Biomass dynamics of higher-order tree branches: An analysis of the model

Abstract

A sectional model for the biomass dynamics of freely growing branches of all orders is described. This model is an extension of the previously proposed sectional model for tree biomass dynamics and demonstrates a bell-shaped biomass dynamics of tree branches and, correspondingly, boundedness of the number of branch orders. An important element of the model for the branch system is the interverticil green biomass. The model is parameterized using the published field data on the lifespan of branches of different orders and the age when the biomass of spruce (Picea abies (L.) Karst.) skeletal branches reaches its maximum. Supplementing the model of biomass dynamics of the regular branch system with known spruce-specific growth features (such as the initial growth inhibition and the presence of interverticil branches) yields a good approximation of the model estimates to actual data.

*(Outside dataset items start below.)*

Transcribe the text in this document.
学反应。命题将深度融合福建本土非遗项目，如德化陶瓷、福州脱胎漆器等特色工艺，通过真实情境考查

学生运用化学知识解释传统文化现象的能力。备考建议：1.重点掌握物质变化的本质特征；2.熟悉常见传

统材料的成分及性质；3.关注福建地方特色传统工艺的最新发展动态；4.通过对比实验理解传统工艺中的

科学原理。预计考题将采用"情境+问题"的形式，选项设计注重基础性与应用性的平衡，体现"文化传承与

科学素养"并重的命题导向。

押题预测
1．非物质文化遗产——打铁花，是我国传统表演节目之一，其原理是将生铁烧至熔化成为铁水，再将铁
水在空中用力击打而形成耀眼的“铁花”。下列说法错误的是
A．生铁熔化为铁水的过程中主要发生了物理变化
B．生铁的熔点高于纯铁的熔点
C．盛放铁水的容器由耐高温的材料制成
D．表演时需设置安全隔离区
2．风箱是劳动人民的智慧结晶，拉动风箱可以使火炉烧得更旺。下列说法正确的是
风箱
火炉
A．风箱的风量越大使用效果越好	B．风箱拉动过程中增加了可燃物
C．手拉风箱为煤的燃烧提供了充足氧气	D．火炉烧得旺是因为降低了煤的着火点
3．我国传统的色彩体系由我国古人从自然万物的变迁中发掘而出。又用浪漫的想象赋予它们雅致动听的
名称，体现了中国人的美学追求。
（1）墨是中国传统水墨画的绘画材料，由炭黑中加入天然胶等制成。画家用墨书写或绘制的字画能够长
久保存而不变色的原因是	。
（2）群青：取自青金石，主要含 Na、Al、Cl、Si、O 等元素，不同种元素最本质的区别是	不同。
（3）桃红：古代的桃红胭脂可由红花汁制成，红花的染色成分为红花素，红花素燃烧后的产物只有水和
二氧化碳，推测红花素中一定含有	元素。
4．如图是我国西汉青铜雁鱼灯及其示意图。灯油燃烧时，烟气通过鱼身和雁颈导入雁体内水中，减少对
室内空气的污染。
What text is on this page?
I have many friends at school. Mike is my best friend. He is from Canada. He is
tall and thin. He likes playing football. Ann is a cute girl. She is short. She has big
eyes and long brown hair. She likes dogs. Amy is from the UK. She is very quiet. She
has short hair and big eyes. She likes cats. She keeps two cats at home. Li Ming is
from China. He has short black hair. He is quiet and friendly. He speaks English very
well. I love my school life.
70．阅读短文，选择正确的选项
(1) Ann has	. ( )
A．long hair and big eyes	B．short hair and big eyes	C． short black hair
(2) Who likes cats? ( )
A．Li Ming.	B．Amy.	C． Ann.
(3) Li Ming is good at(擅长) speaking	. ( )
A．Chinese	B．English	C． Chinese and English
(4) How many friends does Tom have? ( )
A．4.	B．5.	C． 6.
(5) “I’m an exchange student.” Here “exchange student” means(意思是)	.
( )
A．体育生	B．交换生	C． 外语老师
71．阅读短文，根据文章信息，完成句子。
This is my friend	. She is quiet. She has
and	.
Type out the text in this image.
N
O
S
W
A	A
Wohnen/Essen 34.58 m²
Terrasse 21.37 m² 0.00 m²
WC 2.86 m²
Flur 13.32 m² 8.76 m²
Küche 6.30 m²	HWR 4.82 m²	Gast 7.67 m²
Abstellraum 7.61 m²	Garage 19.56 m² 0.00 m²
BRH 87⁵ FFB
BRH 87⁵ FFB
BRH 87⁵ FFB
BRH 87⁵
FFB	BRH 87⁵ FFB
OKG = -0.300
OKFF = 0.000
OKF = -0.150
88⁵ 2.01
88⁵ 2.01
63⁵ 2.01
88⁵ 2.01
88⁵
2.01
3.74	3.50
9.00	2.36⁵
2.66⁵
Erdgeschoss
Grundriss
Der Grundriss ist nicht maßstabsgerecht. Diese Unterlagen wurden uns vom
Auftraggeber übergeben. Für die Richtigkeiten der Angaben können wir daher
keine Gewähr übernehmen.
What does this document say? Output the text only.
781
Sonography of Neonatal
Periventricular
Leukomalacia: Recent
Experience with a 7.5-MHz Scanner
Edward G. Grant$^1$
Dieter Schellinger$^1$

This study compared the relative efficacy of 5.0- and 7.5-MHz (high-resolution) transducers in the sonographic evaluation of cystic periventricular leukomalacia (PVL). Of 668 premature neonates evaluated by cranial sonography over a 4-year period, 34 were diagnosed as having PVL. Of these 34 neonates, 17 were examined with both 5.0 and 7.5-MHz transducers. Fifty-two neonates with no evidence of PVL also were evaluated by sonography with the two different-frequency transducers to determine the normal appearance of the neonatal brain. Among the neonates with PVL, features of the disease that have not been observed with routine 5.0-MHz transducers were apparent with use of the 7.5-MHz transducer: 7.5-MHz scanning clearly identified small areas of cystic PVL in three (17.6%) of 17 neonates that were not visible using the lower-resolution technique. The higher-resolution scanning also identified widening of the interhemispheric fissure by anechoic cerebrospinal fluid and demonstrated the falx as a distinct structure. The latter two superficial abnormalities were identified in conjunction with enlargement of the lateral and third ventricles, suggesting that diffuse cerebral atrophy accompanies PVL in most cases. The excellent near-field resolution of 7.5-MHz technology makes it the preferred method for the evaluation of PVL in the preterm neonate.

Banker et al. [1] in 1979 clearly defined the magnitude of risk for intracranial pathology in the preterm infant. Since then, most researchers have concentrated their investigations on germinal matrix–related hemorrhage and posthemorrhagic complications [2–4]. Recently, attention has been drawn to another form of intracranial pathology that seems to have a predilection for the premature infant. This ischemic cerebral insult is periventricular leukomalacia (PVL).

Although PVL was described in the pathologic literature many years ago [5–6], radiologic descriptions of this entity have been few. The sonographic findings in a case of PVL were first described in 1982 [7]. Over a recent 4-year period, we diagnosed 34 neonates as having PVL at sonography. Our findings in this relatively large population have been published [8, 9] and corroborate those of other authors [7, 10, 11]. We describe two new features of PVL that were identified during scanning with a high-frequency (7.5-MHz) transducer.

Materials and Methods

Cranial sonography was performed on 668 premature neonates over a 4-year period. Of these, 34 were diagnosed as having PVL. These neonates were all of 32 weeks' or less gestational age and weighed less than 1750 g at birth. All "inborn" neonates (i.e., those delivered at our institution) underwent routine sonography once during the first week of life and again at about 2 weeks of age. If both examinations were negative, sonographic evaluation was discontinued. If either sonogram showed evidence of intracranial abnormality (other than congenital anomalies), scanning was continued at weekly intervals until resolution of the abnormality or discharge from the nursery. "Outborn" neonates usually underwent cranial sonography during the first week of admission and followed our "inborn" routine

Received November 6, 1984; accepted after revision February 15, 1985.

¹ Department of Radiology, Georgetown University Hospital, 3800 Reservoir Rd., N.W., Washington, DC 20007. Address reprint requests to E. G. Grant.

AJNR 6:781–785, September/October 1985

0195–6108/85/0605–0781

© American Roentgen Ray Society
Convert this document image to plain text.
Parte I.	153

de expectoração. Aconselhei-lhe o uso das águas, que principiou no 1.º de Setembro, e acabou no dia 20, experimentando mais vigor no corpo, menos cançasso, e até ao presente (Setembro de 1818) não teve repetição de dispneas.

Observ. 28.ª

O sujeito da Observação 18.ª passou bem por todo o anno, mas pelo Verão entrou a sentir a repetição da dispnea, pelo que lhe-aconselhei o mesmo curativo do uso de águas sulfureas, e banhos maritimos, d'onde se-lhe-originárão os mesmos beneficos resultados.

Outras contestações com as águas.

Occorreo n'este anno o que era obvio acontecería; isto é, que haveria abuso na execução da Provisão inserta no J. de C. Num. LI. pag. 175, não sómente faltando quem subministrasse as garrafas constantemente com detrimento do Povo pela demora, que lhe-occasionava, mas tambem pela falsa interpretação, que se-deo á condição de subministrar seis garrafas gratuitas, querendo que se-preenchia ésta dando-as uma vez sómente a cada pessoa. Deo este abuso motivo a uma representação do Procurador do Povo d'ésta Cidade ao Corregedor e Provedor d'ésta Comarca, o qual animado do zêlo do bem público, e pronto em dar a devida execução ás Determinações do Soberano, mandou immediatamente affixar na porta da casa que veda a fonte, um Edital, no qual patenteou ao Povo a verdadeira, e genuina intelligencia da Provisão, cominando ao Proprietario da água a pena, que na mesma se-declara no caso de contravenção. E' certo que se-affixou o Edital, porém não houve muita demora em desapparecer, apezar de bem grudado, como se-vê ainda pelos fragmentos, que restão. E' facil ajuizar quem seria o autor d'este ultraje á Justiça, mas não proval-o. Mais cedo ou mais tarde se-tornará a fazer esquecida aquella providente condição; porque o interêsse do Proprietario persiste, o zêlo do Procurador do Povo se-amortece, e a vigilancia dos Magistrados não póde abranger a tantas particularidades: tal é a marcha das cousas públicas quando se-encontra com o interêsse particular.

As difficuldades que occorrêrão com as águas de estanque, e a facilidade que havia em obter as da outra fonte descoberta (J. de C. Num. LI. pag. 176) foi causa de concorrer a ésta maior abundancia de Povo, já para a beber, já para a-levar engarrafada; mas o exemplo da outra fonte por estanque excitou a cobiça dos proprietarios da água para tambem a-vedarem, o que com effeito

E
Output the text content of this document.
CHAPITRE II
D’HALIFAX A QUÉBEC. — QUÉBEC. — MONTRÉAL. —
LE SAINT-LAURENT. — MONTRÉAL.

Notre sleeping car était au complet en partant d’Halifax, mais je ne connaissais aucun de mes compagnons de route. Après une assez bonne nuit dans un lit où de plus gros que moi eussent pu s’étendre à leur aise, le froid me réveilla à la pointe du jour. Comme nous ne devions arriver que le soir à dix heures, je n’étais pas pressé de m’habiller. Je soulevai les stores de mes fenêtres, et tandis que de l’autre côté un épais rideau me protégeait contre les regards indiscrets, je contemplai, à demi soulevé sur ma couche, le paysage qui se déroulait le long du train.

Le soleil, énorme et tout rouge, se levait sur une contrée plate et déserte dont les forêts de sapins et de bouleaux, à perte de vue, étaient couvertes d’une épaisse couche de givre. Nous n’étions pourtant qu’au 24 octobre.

A putative mechanism for the emergence of interverticil branches (consisting in the response to improved conditions for tree growth) and their function during tree growth (replacement of regular branches unable to adequately respond) are described. Presumably, the emergence of sleeping (adventive) buds that give rise to the interverticil branches is initiated by an increase in the pressure of assimilates in the tree phloem system what also corresponds to the published data on the experimental decapitation of the Wollemia nobilis (Araucariaceae) branches.